Chacun de ces sujets a donné lieu à la confrontation des analyses de plusieurs intervenants aux compétences, aux responsabilités ou aux rapports officiels reconnus. À chaque fois, au moins un représentant du Conseil de l'Europe a été amené à en présenter l'action, tandis que d'autres intervenants d'organisations internationales, d'administrations nationales ou experts de la société civile et universitaires ont apporté l'éclairage de leurs expériences respectives au débat.

Grâce à une certaine interactivité avec l'assistance, les échanges, passionnants en dépit parfois de leur grande technicité, ont permis de démontrer que la fatalité ne doit pas avoir cours. En effet, le Conseil de l'Europe, comme d'autres organisations internationales, ne reste pas passif devant les enjeux et les défis du monde d'aujourd'hui.

À bien des égards, néanmoins, les travaux et les actions de l'Organisation restent encore trop méconnus, de sorte qu'il est utile et important de les valoriser, mais aussi de les vulgariser, à travers des initiatives comme celle de ce colloque du 14 novembre 2019 sur les droits de l'Homme et la démocratie à l'ère numérique.

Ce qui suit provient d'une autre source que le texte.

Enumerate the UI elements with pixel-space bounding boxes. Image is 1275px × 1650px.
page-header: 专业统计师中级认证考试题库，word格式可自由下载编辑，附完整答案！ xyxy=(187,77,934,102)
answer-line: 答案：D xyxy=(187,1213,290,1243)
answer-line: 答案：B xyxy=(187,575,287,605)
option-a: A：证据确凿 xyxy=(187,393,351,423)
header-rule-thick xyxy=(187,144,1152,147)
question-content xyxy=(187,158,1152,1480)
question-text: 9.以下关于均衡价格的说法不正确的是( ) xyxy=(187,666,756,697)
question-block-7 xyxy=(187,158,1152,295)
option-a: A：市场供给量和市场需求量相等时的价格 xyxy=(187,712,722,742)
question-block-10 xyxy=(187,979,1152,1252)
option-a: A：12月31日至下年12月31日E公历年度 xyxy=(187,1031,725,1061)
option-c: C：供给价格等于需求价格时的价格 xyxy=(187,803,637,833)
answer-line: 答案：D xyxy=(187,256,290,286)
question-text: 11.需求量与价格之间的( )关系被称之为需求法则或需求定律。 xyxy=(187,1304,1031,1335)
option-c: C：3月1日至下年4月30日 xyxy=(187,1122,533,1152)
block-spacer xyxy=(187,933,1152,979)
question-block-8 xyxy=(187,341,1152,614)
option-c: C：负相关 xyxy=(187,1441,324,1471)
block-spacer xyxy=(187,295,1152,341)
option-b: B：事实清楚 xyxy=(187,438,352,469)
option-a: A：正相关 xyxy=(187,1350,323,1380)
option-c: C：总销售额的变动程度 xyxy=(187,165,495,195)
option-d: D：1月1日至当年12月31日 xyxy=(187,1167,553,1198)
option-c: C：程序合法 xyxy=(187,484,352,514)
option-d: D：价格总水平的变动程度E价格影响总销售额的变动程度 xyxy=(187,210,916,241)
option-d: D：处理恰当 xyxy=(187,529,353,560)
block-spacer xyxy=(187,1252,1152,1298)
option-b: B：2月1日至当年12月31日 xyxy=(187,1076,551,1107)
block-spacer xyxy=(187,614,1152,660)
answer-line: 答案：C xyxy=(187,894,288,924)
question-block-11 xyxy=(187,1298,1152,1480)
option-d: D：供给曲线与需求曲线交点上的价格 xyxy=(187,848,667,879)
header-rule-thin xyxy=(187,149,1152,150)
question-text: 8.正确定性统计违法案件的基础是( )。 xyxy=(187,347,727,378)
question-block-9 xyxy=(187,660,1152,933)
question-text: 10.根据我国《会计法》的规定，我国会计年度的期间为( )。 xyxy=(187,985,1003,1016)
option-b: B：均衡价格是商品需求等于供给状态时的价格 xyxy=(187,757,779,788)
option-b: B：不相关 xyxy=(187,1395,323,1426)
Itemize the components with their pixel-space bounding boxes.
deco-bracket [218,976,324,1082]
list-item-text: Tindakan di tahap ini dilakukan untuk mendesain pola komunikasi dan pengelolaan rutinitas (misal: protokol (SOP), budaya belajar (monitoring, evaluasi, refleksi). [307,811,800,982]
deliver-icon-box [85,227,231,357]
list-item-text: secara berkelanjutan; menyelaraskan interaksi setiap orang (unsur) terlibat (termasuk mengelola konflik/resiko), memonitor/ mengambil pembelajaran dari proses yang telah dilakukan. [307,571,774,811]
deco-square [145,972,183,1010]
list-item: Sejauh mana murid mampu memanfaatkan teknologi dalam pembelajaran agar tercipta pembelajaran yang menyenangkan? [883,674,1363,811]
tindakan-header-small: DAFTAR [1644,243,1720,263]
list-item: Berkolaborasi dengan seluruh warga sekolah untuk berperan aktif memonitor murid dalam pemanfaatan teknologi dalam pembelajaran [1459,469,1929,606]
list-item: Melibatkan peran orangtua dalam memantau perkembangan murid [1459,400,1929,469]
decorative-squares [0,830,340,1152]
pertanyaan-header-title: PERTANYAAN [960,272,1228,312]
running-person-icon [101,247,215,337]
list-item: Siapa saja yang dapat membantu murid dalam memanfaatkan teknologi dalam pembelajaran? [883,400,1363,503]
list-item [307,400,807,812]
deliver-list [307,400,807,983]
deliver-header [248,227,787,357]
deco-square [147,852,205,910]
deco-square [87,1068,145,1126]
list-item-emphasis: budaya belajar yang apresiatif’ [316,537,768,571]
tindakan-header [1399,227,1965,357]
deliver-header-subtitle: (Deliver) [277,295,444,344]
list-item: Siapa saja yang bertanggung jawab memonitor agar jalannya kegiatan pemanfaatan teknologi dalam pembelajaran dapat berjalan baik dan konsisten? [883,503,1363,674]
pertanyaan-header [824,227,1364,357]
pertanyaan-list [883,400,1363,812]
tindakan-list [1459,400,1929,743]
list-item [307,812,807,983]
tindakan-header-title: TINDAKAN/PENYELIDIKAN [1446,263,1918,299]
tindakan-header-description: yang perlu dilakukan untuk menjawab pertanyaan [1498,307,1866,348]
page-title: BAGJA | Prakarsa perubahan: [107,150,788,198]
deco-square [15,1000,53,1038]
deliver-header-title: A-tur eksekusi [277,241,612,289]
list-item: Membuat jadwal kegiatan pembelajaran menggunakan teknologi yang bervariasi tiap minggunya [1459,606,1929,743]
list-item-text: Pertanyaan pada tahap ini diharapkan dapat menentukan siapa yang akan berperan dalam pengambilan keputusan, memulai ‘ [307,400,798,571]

Le présent rapport, qui synthétise les échanges de cette journée de réflexion, s'inscrit dans le même dessein. À travers cette publication, la délégation française à l'APCE souhaite apporter sa pierre à un édifice indispensable au quotidien de nombreux citoyens. Le Conseil de l'Europe, en dépit de ses 70 ans, est une organisation internationale en phase avec l'air du temps ; il importe donc de la faire connaître davantage, et notamment ses réalisations concrètes, pour mieux asseoir sa visibilité et mettre en avant ses résultats au bénéfice du plus grand nombre sur le continent européen.